Abancam num bistrot de Paris, em Saint German-dès-Prés. Querem degustar petiscos franceses em pleno coração de França. Os miúdos, enfadados, trocam impressões sobre a ida à Disneylândia. Querem hambúrgueres. "Meninos! Isto aqui não é o McDonald’s! É um restaurante francês!" 

O ‘garçon’, cardápio em punho, acorre solícito à mesa lusitana. Os portugueses tentam o francês, o empregado encolhe os ombros e tenta o inglês. E assim se entendem. De lista na mão, a mulher solta um gritinho. "Olha! Têm escargots como entrada! Escargots de Bour-go-gne!" 

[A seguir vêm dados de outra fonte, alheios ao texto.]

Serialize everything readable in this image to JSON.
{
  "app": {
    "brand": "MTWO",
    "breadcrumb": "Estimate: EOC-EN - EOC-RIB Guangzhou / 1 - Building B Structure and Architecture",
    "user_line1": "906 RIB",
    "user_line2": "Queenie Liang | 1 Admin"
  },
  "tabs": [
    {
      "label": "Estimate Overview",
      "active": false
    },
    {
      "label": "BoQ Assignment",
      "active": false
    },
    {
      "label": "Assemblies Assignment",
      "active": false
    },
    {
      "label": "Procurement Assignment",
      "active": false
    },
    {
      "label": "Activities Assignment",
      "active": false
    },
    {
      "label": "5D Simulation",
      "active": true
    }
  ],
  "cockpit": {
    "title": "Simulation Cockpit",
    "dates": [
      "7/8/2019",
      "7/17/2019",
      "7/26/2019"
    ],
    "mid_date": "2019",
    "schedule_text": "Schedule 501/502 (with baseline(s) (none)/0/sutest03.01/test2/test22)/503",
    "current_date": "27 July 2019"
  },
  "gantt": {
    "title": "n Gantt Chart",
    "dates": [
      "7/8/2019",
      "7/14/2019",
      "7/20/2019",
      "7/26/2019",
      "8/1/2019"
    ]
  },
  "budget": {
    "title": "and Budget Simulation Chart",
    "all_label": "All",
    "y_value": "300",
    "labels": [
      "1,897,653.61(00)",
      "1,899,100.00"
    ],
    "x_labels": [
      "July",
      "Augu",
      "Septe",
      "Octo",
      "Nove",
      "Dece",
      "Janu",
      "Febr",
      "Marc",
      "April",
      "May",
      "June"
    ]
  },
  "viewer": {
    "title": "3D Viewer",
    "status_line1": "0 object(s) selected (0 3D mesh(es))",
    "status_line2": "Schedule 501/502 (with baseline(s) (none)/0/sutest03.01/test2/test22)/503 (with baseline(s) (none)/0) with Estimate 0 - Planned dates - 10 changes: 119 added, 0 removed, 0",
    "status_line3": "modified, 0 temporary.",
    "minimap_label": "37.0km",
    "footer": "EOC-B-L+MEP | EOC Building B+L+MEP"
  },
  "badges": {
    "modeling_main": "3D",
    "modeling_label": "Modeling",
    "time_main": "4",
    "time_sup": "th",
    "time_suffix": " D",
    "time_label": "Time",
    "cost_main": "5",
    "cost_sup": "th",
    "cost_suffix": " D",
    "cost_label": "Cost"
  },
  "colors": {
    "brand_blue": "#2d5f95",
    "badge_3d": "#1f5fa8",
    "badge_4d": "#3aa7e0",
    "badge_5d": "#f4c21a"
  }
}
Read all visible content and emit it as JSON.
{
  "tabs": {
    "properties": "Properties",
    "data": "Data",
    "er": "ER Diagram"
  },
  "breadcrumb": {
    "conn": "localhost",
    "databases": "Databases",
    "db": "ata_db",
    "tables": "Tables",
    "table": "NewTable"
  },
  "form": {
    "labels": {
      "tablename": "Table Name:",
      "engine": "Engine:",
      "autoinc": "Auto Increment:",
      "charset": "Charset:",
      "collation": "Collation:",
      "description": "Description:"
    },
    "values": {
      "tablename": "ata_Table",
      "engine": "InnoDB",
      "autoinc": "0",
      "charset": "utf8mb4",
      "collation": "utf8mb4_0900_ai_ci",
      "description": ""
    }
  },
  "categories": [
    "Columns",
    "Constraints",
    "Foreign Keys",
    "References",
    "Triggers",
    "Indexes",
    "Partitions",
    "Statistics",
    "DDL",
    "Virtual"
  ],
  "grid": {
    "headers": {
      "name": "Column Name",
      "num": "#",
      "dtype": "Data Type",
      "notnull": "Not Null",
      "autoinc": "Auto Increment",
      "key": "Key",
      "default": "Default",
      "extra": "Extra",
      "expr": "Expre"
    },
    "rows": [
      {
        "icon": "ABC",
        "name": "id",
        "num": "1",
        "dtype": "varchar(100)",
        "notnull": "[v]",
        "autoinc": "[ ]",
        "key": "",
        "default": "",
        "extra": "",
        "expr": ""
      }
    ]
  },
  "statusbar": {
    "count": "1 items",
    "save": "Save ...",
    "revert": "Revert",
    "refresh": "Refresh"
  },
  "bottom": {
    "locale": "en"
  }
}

O marido, precavido, faz o alerta. "A quanto é que é?" Beicinho descaído. "É só 15 euros..." As crianças gritam por bife. O ‘garçon’ sorri. "Steak au poivre?!" Pode ser. 
Feitos os pedidos, em linguajar anglo-francês, o casal relaxa.

 Falam de cozinhados, gastronomia, restaurantes portugueses da e na moda. A mulher arrisca pronunciar ‘chef’ (abreviatura do francês ‘chefe de cozinha’) e disserta sobre os ‘chefs’ de que se fala em Portugal, mais as estrelas Michelin. 

Os Media (das TV às revistas cor-de-rosa, das rádios aos jornais ditos de referência) têm empanturrado a imaginação do português com pratos exóticos, sempre com um leve toque rural, do Minho ao Algarve. Muita parra, pouca uva, design perfeito, misturas improváveis, odores imprevistos, porque olhos, nariz, até os ouvidos, também comem. 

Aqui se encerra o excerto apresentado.